W Bydgoszczy odbył się pogrzeb Tadeusza Kwiecińskiego ps. Sosna - żołnierza AK, którego funkcjonariusze UB zamordowali i na ponad 70 lat złożyli w bezimiennym grobie. List w imieniu Szefa Urzędu, ministra Lech Parell, odczytał Jan Rulewski.
- Poświęcenie młodego życia za wolną i niezawisłą Polskę budzi najwyższy szacunek. [...] Śmierć po ciężkim śledztwie i pokazowym procesie uznać można za śmierć męczeńską, poniesioną w imię najwyższych dla naszej wspólnoty narodowej wartości - napisał minister Parell.
Tadeusz Kwieciński urodził się 28 maja 1916 r. w Stasinie w powiecie lubelskim. W czasie II wojny światowej należał do Armii Krajowej. W styczniu 1944 roku należał do oddziału Stanisława Łukasika „Rysia”. Po wkroczeniu Sowietów na Lubelszczyznę nie przestał utrzymywać kontaktu ze swoim dowódcą. Na terenie jego gospodarstwa znajdował się m.in. magazyn z bronią należącą do jego oddziału.

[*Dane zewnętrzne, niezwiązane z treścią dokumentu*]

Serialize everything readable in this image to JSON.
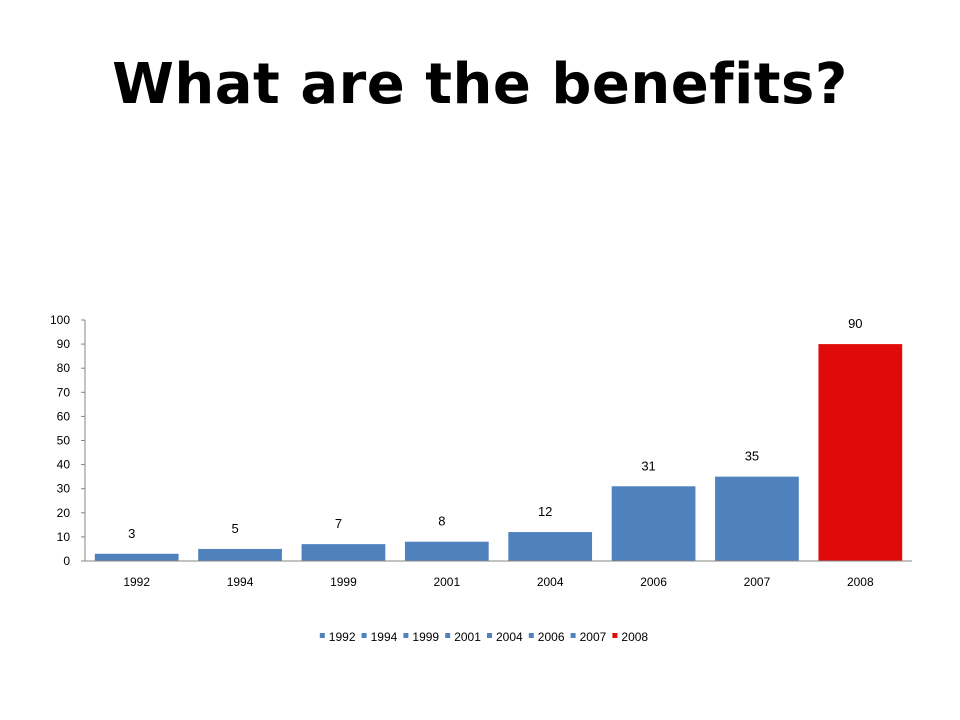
{
  "slide": {
    "title": "What are the benefits?"
  },
  "chart_data": {
    "type": "bar",
    "categories": [
      "1992",
      "1994",
      "1999",
      "2001",
      "2004",
      "2006",
      "2007",
      "2008"
    ],
    "values": [
      3,
      5,
      7,
      8,
      12,
      31,
      35,
      90
    ],
    "colors": [
      "#4F81BD",
      "#4F81BD",
      "#4F81BD",
      "#4F81BD",
      "#4F81BD",
      "#4F81BD",
      "#4F81BD",
      "#E00A0A"
    ],
    "data_labels": true,
    "ylim": [
      0,
      100
    ],
    "yticks": [
      0,
      10,
      20,
      30,
      40,
      50,
      60,
      70,
      80,
      90,
      100
    ],
    "legend": {
      "position": "bottom",
      "entries": [
        "1992",
        "1994",
        "1999",
        "2001",
        "2004",
        "2006",
        "2007",
        "2008"
      ]
    },
    "grid": false,
    "title": "",
    "xlabel": "",
    "ylabel": ""
  }
}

23 kwietnia 1945 r. został aresztowany przez grupę operacyjną UB pod dowództwem por. Adama Humera. Przeszedł bardzo ciężkie śledztwo. Latem 1945 roku, w pokazowym procesie 41 żołnierzy AK, został rozstrzelany w więzieniu na zamku w Lublinie. Miał zaledwie 29 lat. Osierocił kilkumiesięcznego syna, który nosi jego imię – Tadeusz. Szczątki Tadeusza Kwiecińskiego odnaleziono w listopadzie 2019 r. podczas prac ekshumacyjnych prowadzonych przez IPN na Cmentarzu Rzymskokatolickim przy ul. Unickiej w Lublinie. O identyfikacji IPN poinformował podczas uroczystości w Pałacu Prezydenckim w Warszawie 12 sierpnia 2021 roku.